Jacob Daniel Serna, 29, was arrested on Thursday for the murder of Joseph Banales, according to police in Selma, located about 20 miles outside of San Antonio.

The case began on April 15, 2023, when Selma police said they responded to a single-car crash and found Banales shot in the head and slumped over his steering wheel.

Banales, a nursing student and Army ROTC member at the University of the Incarnate Word in San Antonio, was declared dead at the scene, police said.

Witnesses said Banales tried to merge into another lane and almost hit a dark blue or black sports car with a loud exhaust system, according to the probable cause affidavit. The sports car slowed down, then spend up along the driver’s side of Banales’ car, witnesses said. Then Banales’ car swerved into another lane and crashed into the center median, and the sports car fled, according to the probable cause affidavit.

Banales was on the phone with his girlfriend at the time; she told police she heard what sounded like a loud exhaust system driving by quickly, then a crash, the document said.

Serna and his wife were at the scene when officers arrived, police said. Officer dashboard camera captured Serna standing over Banales’ body, the probable cause affidavit said.

Serna — who drove a blue Ford Mustang sports car — and his wife were interviewed several times, and their stories changed over time, according to police.

Initially, Serna’s wife told police she saw a blue sports car — similar to the color of their car — in the lane next to Banales, the probable cause affidavit said. Serna told police he didn’t see anything and his wife saw the crash, according to the probable cause affidavit.

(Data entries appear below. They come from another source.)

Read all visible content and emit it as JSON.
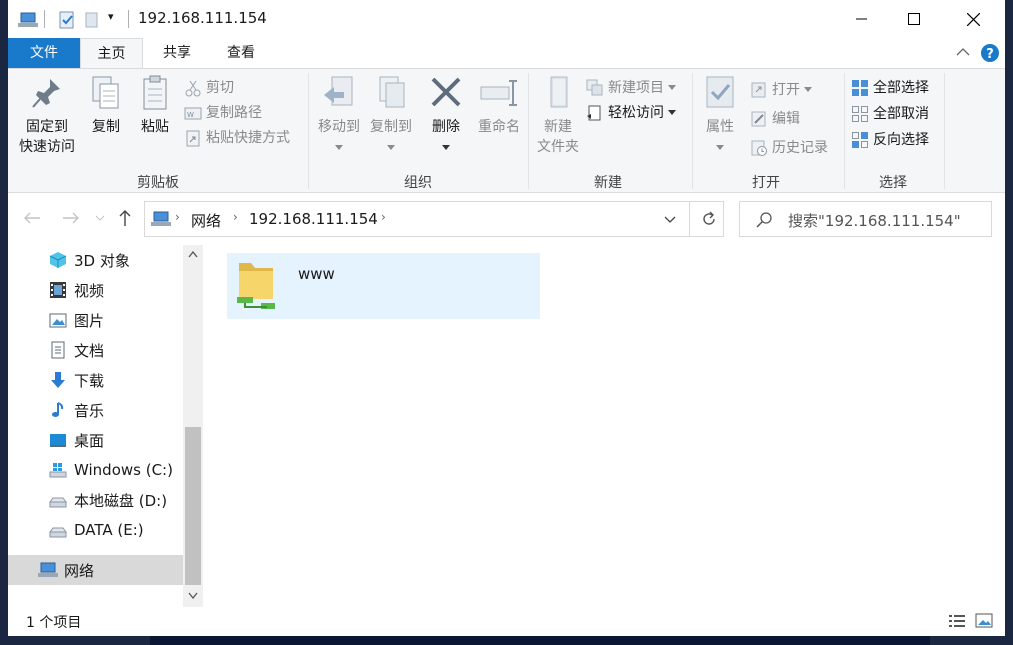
{
  "window": {
    "title": "192.168.111.154",
    "qat_dropdown": "▾"
  },
  "tabs": [
    {
      "label": "文件",
      "active": false
    },
    {
      "label": "主页",
      "active": true
    },
    {
      "label": "共享",
      "active": false
    },
    {
      "label": "查看",
      "active": false
    }
  ],
  "ribbon": {
    "clipboard": {
      "group_label": "剪贴板",
      "pin_line1": "固定到",
      "pin_line2": "快速访问",
      "copy": "复制",
      "paste": "粘贴",
      "cut": "剪切",
      "copy_path": "复制路径",
      "paste_shortcut": "粘贴快捷方式"
    },
    "organize": {
      "group_label": "组织",
      "move_to": "移动到",
      "copy_to": "复制到",
      "delete": "删除",
      "rename": "重命名"
    },
    "new": {
      "group_label": "新建",
      "new_folder_line1": "新建",
      "new_folder_line2": "文件夹",
      "new_item": "新建项目",
      "easy_access": "轻松访问"
    },
    "open": {
      "group_label": "打开",
      "properties": "属性",
      "open": "打开",
      "edit": "编辑",
      "history": "历史记录"
    },
    "select": {
      "group_label": "选择",
      "select_all": "全部选择",
      "select_none": "全部取消",
      "invert": "反向选择"
    }
  },
  "address": {
    "crumbs": [
      "网络",
      "192.168.111.154"
    ],
    "search_placeholder": "搜索\"192.168.111.154\""
  },
  "nav_items": [
    {
      "label": "3D 对象",
      "icon": "3d-objects-icon"
    },
    {
      "label": "视频",
      "icon": "video-icon"
    },
    {
      "label": "图片",
      "icon": "pictures-icon"
    },
    {
      "label": "文档",
      "icon": "documents-icon"
    },
    {
      "label": "下载",
      "icon": "download-icon"
    },
    {
      "label": "音乐",
      "icon": "music-icon"
    },
    {
      "label": "桌面",
      "icon": "desktop-icon"
    },
    {
      "label": "Windows (C:)",
      "icon": "windows-drive-icon"
    },
    {
      "label": "本地磁盘 (D:)",
      "icon": "drive-icon"
    },
    {
      "label": "DATA (E:)",
      "icon": "drive-icon"
    },
    {
      "label": "网络",
      "icon": "network-icon",
      "selected": true
    }
  ],
  "items": [
    {
      "name": "www",
      "icon": "shared-folder-icon"
    }
  ],
  "status": {
    "count": "1 个项目"
  },
  "colors": {
    "accent": "#1979ca",
    "selection": "#e5f3ff",
    "ribbon_bg": "#f5f6f7"
  }
}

This July, police interviewed Serna’s wife again. The Sernas are now separated, according to the probable cause affidavit, and she said her husband had sped up to get a better look at the potential suspect’s car, but the suspect’s car was driving too fast, and that’s when the crash happened, the document said.

On Thursday, police interviewed Serna’s wife again. She admitted her husband shot the victim after her husband “became angry that Banales had nearly changed lanes into his blue Mustang,” police said in a statement on Friday.

She said her husband pulled his pistol out of the glove box, loaded the weapon and fired, according to the probable cause affidavit.

She said she made her husband turn around and drive back to the scene, according to the probable cause affidavit.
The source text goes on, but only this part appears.